Jumbo

2020

de:  Zoé Wittock

avec: Noémie MerlantEmmanuelle BercotBastien Bouillon

Le sentiment amoureux et le cinéma, c’est une longue histoire. Presque en même temps que les premières fictions filmiques, et à l’instar des autres formes d’art, c’est quasiment immédiatement que le septième art a tenté de théoriser autour de cette émotion plus forte que tout. Et des histoires bizarres, on en a connu un tas: avec une autre personne, une intelligence artificielle ou un extraterrestre, le monde du cinéma s’amuse en même temps qu’il réfléchit l’amour. Mais qu’en est-il des machines? Attention, on ne parle pas d’un cyborg évolué. Non non, une machine, en l’occurrence aujourd’hui un manège à sensation de fête foraine. C’est le pari de “Jumbo”, qu’on vous propose de découvrir dans ces quelques lignes.

Une histoire d’amour improbable (inspirée de faits réels aussi étrange que ce soit) entre Jeanne (Noémie Merlant), une jeune femme légèrement perchée mais surtout extrêmement introvertie, et le “Move It” rapidement rebaptisé “Jumbo” par l’héroïne de notre histoire. Elle va tenter de faire comprendre son affection hors-normes pour le manège aux gens qui l’entourent, et tout particulièrement sa mère (Emmanuelle Bercot) qui l’élève seule.

Immédiatement, un autre film vient en tête: “Her”. Les deux oeuvres partagent une réelle parenté, une façon de définir l’amour en y soustrayant le partenaire habituel pour le remplacer par une machine. À plus d’une encablure, on a reconnu chez Jeanne le spectre de Joaquin Phoenix et de la fantastique moustache qu’il arbore dans le film de Spike Jonze.

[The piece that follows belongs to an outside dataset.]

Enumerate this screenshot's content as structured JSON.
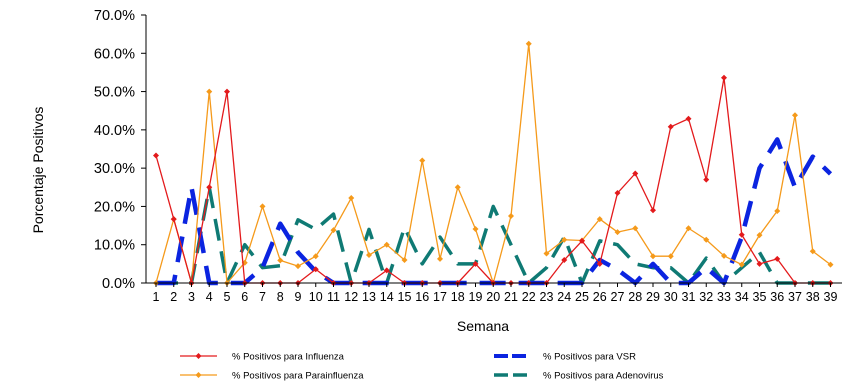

Mais “Jumbo” fait presque plus fort puisque là où “Her” affirmait une réelle personnalité chez l’intelligence artificielle, c’est ici une machine pure et dure, incapable de parler, que le film propose d’humaniser. C’est tout un travail pour rendre organique une structure de tôle et de câbles, avec notamment un joli travail autour de l’huile qui suinte de “Jumbo”.

Mais pour rendre plus humain le manège, c’est surtout l’éclairage qui prime. Avec un code couleur assez simple qui permet au manège de s’exprimer par de simples “oui” ou “non”, mais aussi à travers de très belles propositions sonores, l’inanimé devient créature à part entière.

« Séance UV. »

Renvoyée en plein dans la figure de Jeanne, toute la haine de la société pour les gens qui ne rentrent pas dans un moule. Certes, la jeune femme est simple d’esprit, mais la cruauté des autres se fait démesurée. En nous embarquant dans cette histoire hors-normes, la cinéaste Zoé Wittock nous implique émotionnellement et c’est comme une gifle que nous subissons nous aussi les plus basses remarques de ceux qui ne comprennent pas cette attirance.

Habilement, on va constater que le film nous invite à mettre en parallèle l’affection de Jeanne et les amours volages de sa mère. Tout naturellement, on finit par assimiler ce qui semblait saugrenu à mesure qu’on constate la fragilité du modèle qu’on propose en exemple à la jeune femme. Loin d’être la seule raison de sa fragilité, la mère de Jeanne n’en reste pas moins en partie responsable.

Mais en étirant autant son propos, “Jumbo” devient par endroit légèrement niais, tout particulièrement dans le dernier tiers. Sans avancer de nouvelles idées mais en poussant juste ses propositions à leur paroxysme, le film se fait redondant et parfois un peu ridicule. Dommage car on avançait à un rythme agréable jusqu’ici.

En partie grâce à Noémie Merlant, investie à 100% dans un rôle complexe. Imaginez-vous acteur, obligé de jouer l’amour avec un grand huit: un enfer! L’actrice s’en sort excellemment bien, et force l’admiration en même temps qu’elle invite à la compassion.

Par dessus tout, on aime le message du film: les amours modèles n’existent pas et les plus belles histoires sont celles qui se jouent dans le cœur des amoureux. Il y a autant de façon d’aimer qu’il y a de relations et aucune ne vaut mieux qu’une autre. “Jumbo” invite à savourer la différence.

Parfois redondant, “Jumbo” n’en est pas moins une histoire poignante qui invite le spectateur à bouleverser ses habitudes et à embarquer pour une romance différente.